Bakery Lorraine is the result of the collaboration of three people: baking partners in life and work Jeremy Mandrell and Anne Ng, and their business partner Charlie Biedenharn. For Jeremy and Anne, it’s as much a happy surprise that San Antonio is where their bakery dream came true as it is to find expertly made Viennoiseries deep in the heart of Texas. While Jeremy grew up in California and Anne in Manila, Philippines, their paths crossed and eventually joined in 2008, when they were both pastry cooks at Thomas Keller’s Bouchon Bakery in the Napa Valley. They worked the night shift together baking through the wee hours, bonding over dough as the bread came out of the oven and “sang” (crackled as it began to cool). They both loved the intense work, witnessing the transformation of flour and water into bread, working precisely with chocolate, laminating dough, or piping just so. It was behind-the-scenes, deep-in-the-night sort of work. It was away from the hustle and bustle of the daytime rush, but still intensely focused. They worked, they talked. They fell in love. Their life was baking. They talked of baking dreams, but the work was grueling and hard, even if they loved it, and it didn’t pay a lot.

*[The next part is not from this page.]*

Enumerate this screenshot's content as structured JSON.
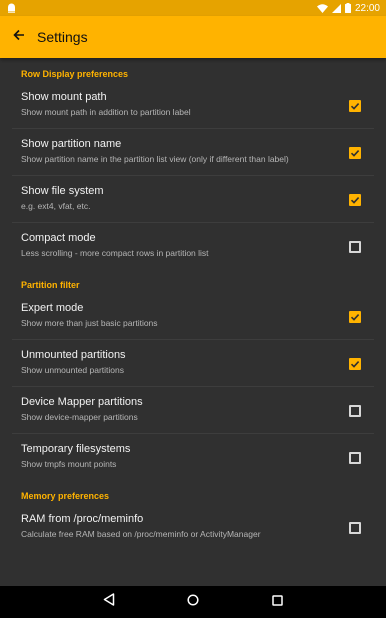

Bakery Lorraine: San Antonio, TX

When the economic downturn happened later that year, it seemed their dreams of one day opening a bakery were far fetched. And, they were tired. Maybe that “baking phase” was over. Jeremy had family in San Antonio who convinced him to move and accept a position at a tech company. Anne soon followed. They went corporate during the daylight hours, but nights and weekends, still baked for fun. When they replaced their apartment dining room table with commercial kitchen speed cooling racks, Jeremy and Anne knew that this was more than a hobby. Baking was still in their hearts.

They secured a stand at the since-closed Quarry Farmers and Ranchers Market, and they would bake all night to have fresh goodies for the weekend market, often meeting a line when they got there and selling as fast as they could unpack. When the couple met San Antonio native Charlie Biedenharn in 2011, they found a partner in their pastry plans, and Bakery Lorraine was born.

Bakery Lorraine: San Antonio, TX

While a lot of San Antonians might be first introduced to Bakery Lorraine through the ever-rotating selection of pastel-colored macarons—the bakery creates 1,500 a day in flavors such as Rose Pistachio, S’Mores, Earl Grey, Lavender, and Blackberry Cardamom—the bakery’s sweets roster goes much deeper. Everything is made by hand with deft precision and shared with an easy generosity. Take for instance, the canelé, a pastry that’s notoriously finicky to perfect, with its crunchy exterior and custard center. It is often overlooked by the casual bakery visitors who flock to the easily recognizable croissants and éclairs. But Jeremy has made it his personal mission to introduce San Antonio to the canelé. He’s so invested, he regularly offers free samples to customers.

For each batch of the canelé, the bakery team at Lorraine lines individual copper molds with a thin coating of beeswax from Gretchen Bee Ranch in Seguin, about 45 minutes east of San Antonio. As the pastry bakes, the beeswax melds with a mixture of eggs, sugar, flour, and rum (or vanilla) to create a silky custard center with a fluted caramelized exterior, a robust contrast to the pastel tones of the airy macarons.